Paulo Caldas disse...

sempre penso em um dia morar numa beira de um rio manso, largo e comprido, tendo uma canoa atracada bem perto da minha porta. nesse lugar morrerei. quero uma vizinhança aconchegante, próxima e ao mesmo tempo distante. daquelas com as quais nos comunicamos com um grito: ô fulaaaaano! e ela responde: diiiiga sicrano! nos visitaremos a qualquer hora do dia ou danoite. mas cada qual no seu canto. vamos andar de barco, pescar, pedir um punhado de farinha e ter uma colher de sal caso precise. jogaremos baralho, dominó ou dados e falaremos da vida dos poucos alheios que estiverem ausentes. faremos fogueiras, contaremos e ouviremos causos, histórias de trancoso e mentiras de pescadores e caçadores dali e de além rio... quero morrer num lugar assim!

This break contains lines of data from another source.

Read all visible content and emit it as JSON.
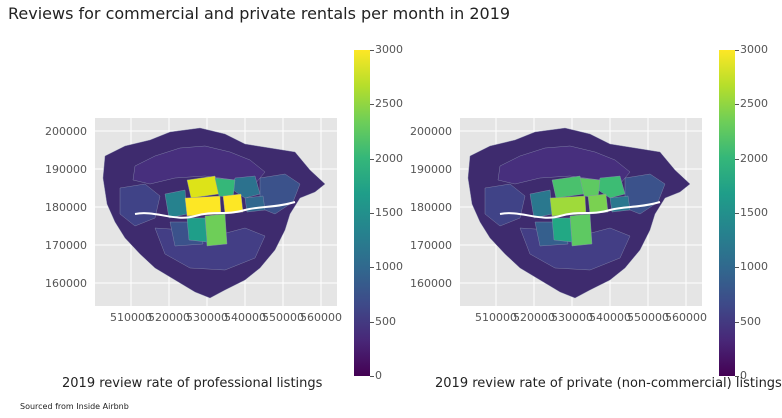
{
  "title": "Reviews for commercial and private rentals per month in 2019",
  "source": "Sourced from Inside Airbnb",
  "colormap": "viridis",
  "colors": {
    "background": "#e5e5e5",
    "low": "#440154",
    "mid": "#21918c",
    "high": "#fde725",
    "river": "#ffffff"
  },
  "panels": [
    {
      "caption": "2019 review rate of professional listings",
      "yticks": [
        "200000",
        "190000",
        "180000",
        "170000",
        "160000"
      ],
      "xticks": [
        "510000",
        "520000",
        "530000",
        "540000",
        "550000",
        "560000"
      ],
      "colorbar": {
        "min": 0,
        "max": 3000,
        "ticks": [
          "3000",
          "2500",
          "2000",
          "1500",
          "1000",
          "500",
          "0"
        ]
      },
      "central_levels": {
        "westminster": 3000,
        "city": 3000,
        "camden": 2700,
        "islington": 1900,
        "southwark": 2200,
        "lambeth": 1700,
        "kensington": 1500,
        "hackney": 1300,
        "tower_hamlets": 1200,
        "wandsworth": 900
      }
    },
    {
      "caption": "2019 review rate of private (non-commercial) listings",
      "yticks": [
        "200000",
        "190000",
        "180000",
        "170000",
        "160000"
      ],
      "xticks": [
        "510000",
        "520000",
        "530000",
        "540000",
        "550000",
        "560000"
      ],
      "colorbar": {
        "min": 0,
        "max": 3000,
        "ticks": [
          "3000",
          "2500",
          "2000",
          "1500",
          "1000",
          "500",
          "0"
        ]
      },
      "central_levels": {
        "westminster": 2400,
        "city": 2300,
        "camden": 2200,
        "islington": 2300,
        "southwark": 2100,
        "lambeth": 1900,
        "kensington": 1600,
        "hackney": 2000,
        "tower_hamlets": 1800,
        "wandsworth": 1300
      }
    }
  ]
}
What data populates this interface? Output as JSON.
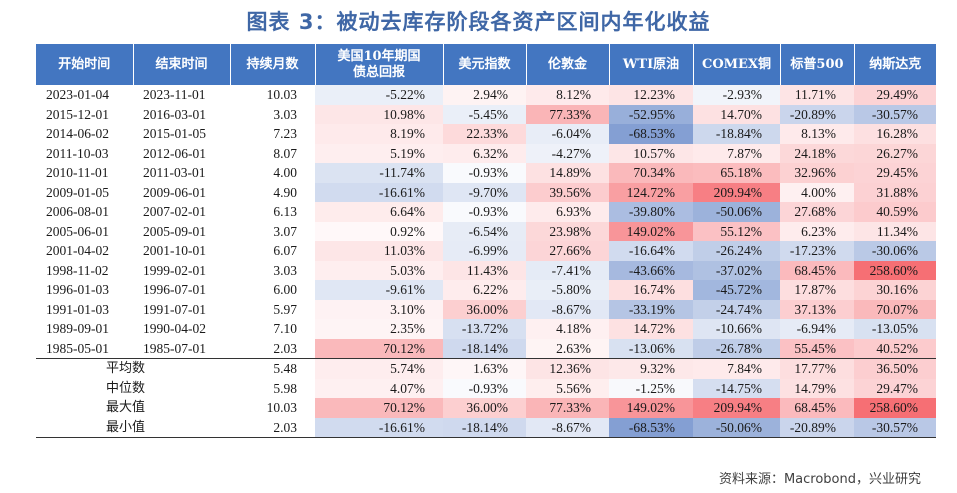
{
  "title": "图表 3：被动去库存阶段各资产区间内年化收益",
  "source": "资料来源：Macrobond，兴业研究",
  "colors": {
    "header_bg": "#4376c1",
    "title_color": "#3f67a6",
    "positive_max": "#f4565c",
    "negative_max": "#5b7fc4"
  },
  "headers": [
    "开始时间",
    "结束时间",
    "持续月数",
    "美国10年期国债总回报",
    "美元指数",
    "伦敦金",
    "WTI原油",
    "COMEX铜",
    "标普500",
    "纳斯达克"
  ],
  "rows": [
    {
      "start": "2023-01-04",
      "end": "2023-11-01",
      "months": "10.03",
      "values": [
        "-5.22%",
        "2.94%",
        "8.12%",
        "12.23%",
        "-2.93%",
        "11.71%",
        "29.49%"
      ]
    },
    {
      "start": "2015-12-01",
      "end": "2016-03-01",
      "months": "3.03",
      "values": [
        "10.98%",
        "-5.45%",
        "77.33%",
        "-52.95%",
        "14.70%",
        "-20.89%",
        "-30.57%"
      ]
    },
    {
      "start": "2014-06-02",
      "end": "2015-01-05",
      "months": "7.23",
      "values": [
        "8.19%",
        "22.33%",
        "-6.04%",
        "-68.53%",
        "-18.84%",
        "8.13%",
        "16.28%"
      ]
    },
    {
      "start": "2011-10-03",
      "end": "2012-06-01",
      "months": "8.07",
      "values": [
        "5.19%",
        "6.32%",
        "-4.27%",
        "10.57%",
        "7.87%",
        "24.18%",
        "26.27%"
      ]
    },
    {
      "start": "2010-11-01",
      "end": "2011-03-01",
      "months": "4.00",
      "values": [
        "-11.74%",
        "-0.93%",
        "14.89%",
        "70.34%",
        "65.18%",
        "32.96%",
        "29.45%"
      ]
    },
    {
      "start": "2009-01-05",
      "end": "2009-06-01",
      "months": "4.90",
      "values": [
        "-16.61%",
        "-9.70%",
        "39.56%",
        "124.72%",
        "209.94%",
        "4.00%",
        "31.88%"
      ]
    },
    {
      "start": "2006-08-01",
      "end": "2007-02-01",
      "months": "6.13",
      "values": [
        "6.64%",
        "-0.93%",
        "6.93%",
        "-39.80%",
        "-50.06%",
        "27.68%",
        "40.59%"
      ]
    },
    {
      "start": "2005-06-01",
      "end": "2005-09-01",
      "months": "3.07",
      "values": [
        "0.92%",
        "-6.54%",
        "23.98%",
        "149.02%",
        "55.12%",
        "6.23%",
        "11.34%"
      ]
    },
    {
      "start": "2001-04-02",
      "end": "2001-10-01",
      "months": "6.07",
      "values": [
        "11.03%",
        "-6.99%",
        "27.66%",
        "-16.64%",
        "-26.24%",
        "-17.23%",
        "-30.06%"
      ]
    },
    {
      "start": "1998-11-02",
      "end": "1999-02-01",
      "months": "3.03",
      "values": [
        "5.03%",
        "11.43%",
        "-7.41%",
        "-43.66%",
        "-37.02%",
        "68.45%",
        "258.60%"
      ]
    },
    {
      "start": "1996-01-03",
      "end": "1996-07-01",
      "months": "6.00",
      "values": [
        "-9.61%",
        "6.22%",
        "-5.80%",
        "16.74%",
        "-45.72%",
        "17.87%",
        "30.16%"
      ]
    },
    {
      "start": "1991-01-03",
      "end": "1991-07-01",
      "months": "5.97",
      "values": [
        "3.10%",
        "36.00%",
        "-8.67%",
        "-33.19%",
        "-24.74%",
        "37.13%",
        "70.07%"
      ]
    },
    {
      "start": "1989-09-01",
      "end": "1990-04-02",
      "months": "7.10",
      "values": [
        "2.35%",
        "-13.72%",
        "4.18%",
        "14.72%",
        "-10.66%",
        "-6.94%",
        "-13.05%"
      ]
    },
    {
      "start": "1985-05-01",
      "end": "1985-07-01",
      "months": "2.03",
      "values": [
        "70.12%",
        "-18.14%",
        "2.63%",
        "-13.06%",
        "-26.78%",
        "55.45%",
        "40.52%"
      ]
    }
  ],
  "summary": [
    {
      "label": "平均数",
      "months": "5.48",
      "values": [
        "5.74%",
        "1.63%",
        "12.36%",
        "9.32%",
        "7.84%",
        "17.77%",
        "36.50%"
      ]
    },
    {
      "label": "中位数",
      "months": "5.98",
      "values": [
        "4.07%",
        "-0.93%",
        "5.56%",
        "-1.25%",
        "-14.75%",
        "14.79%",
        "29.47%"
      ]
    },
    {
      "label": "最大值",
      "months": "10.03",
      "values": [
        "70.12%",
        "36.00%",
        "77.33%",
        "149.02%",
        "209.94%",
        "68.45%",
        "258.60%"
      ]
    },
    {
      "label": "最小值",
      "months": "2.03",
      "values": [
        "-16.61%",
        "-18.14%",
        "-8.67%",
        "-68.53%",
        "-50.06%",
        "-20.89%",
        "-30.57%"
      ]
    }
  ]
}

Luciana Castilhos disse...

Bah...Carpinejar!!! Como sempre lindo texto. Ele me levou para tempo idos no Pinhal...nossa como era bom...saber que estava na hora de voltar da praia, pelo cheirinho de pão da padaria Golfinho, pelo molhadinho da grama nas manhãs quentes...passar pelo Túnel Verde..nossa é muita lembrança boa. Mas agora moro em Natal/RN a cinco minutos da praia e por mais incrível que pareça não é com a frequencia da infância que chego a molhar os pés... estranho, não sei...diferente...adulto demais agora. Antes era tudo mais leve, mais poético... Mas o Pinhal estará sempre aqui, grudado na retina e no olfato das melhores lembranças! Beijocas.

Ranúzia Mello disse...

No fundo, no fundo, sabemos exatamente o caminho da nossa felicidade. Adoro seus textos.

Anônimo disse...

mariapivetta@terra.com.br Eu li este testo na ZH,e pensei, qual praia ele quer? Tenho casa no litoral, foi arrombada 3 vezes ,levaram maq.de lavar roupa,frezer ,etc,etc, hoje pago empresa de segurança todos os meses e por aí vai, tudo igual a POA ou qualquer outro lugar,minha casa aqui na ``CAPITAL´´ é toda gradeada, porque também foi arrombada diversas vezes quando eu estava no LITORAL.....SEGURANÇA,ONDE ???

Anônimo disse...

Olá, boa tarde. Super identifiquei com o texto, e é pura verdade. Sou do litoral norte SP, São Sebastião, aquela cidade que tem praia de Maresias (bairro). Atualmente moro no interior paulista, fui em busca da minha graduação. Irão completar 2 anos que mudei da praia,mas,ainda, sinto imensa saudade e conexão com o litoral, tanto que, após me formar pretendo fazer especialização em batimetria ou a fim para permanecer na praia. Quando o sentimento arrebatador aperta, recorro as músicas de reggae, tais como Armandinho, Planta e Raiz, CBJr,entre outros, para aliviar a angustia e que ao mesmo trás paz interior e tranquilidade.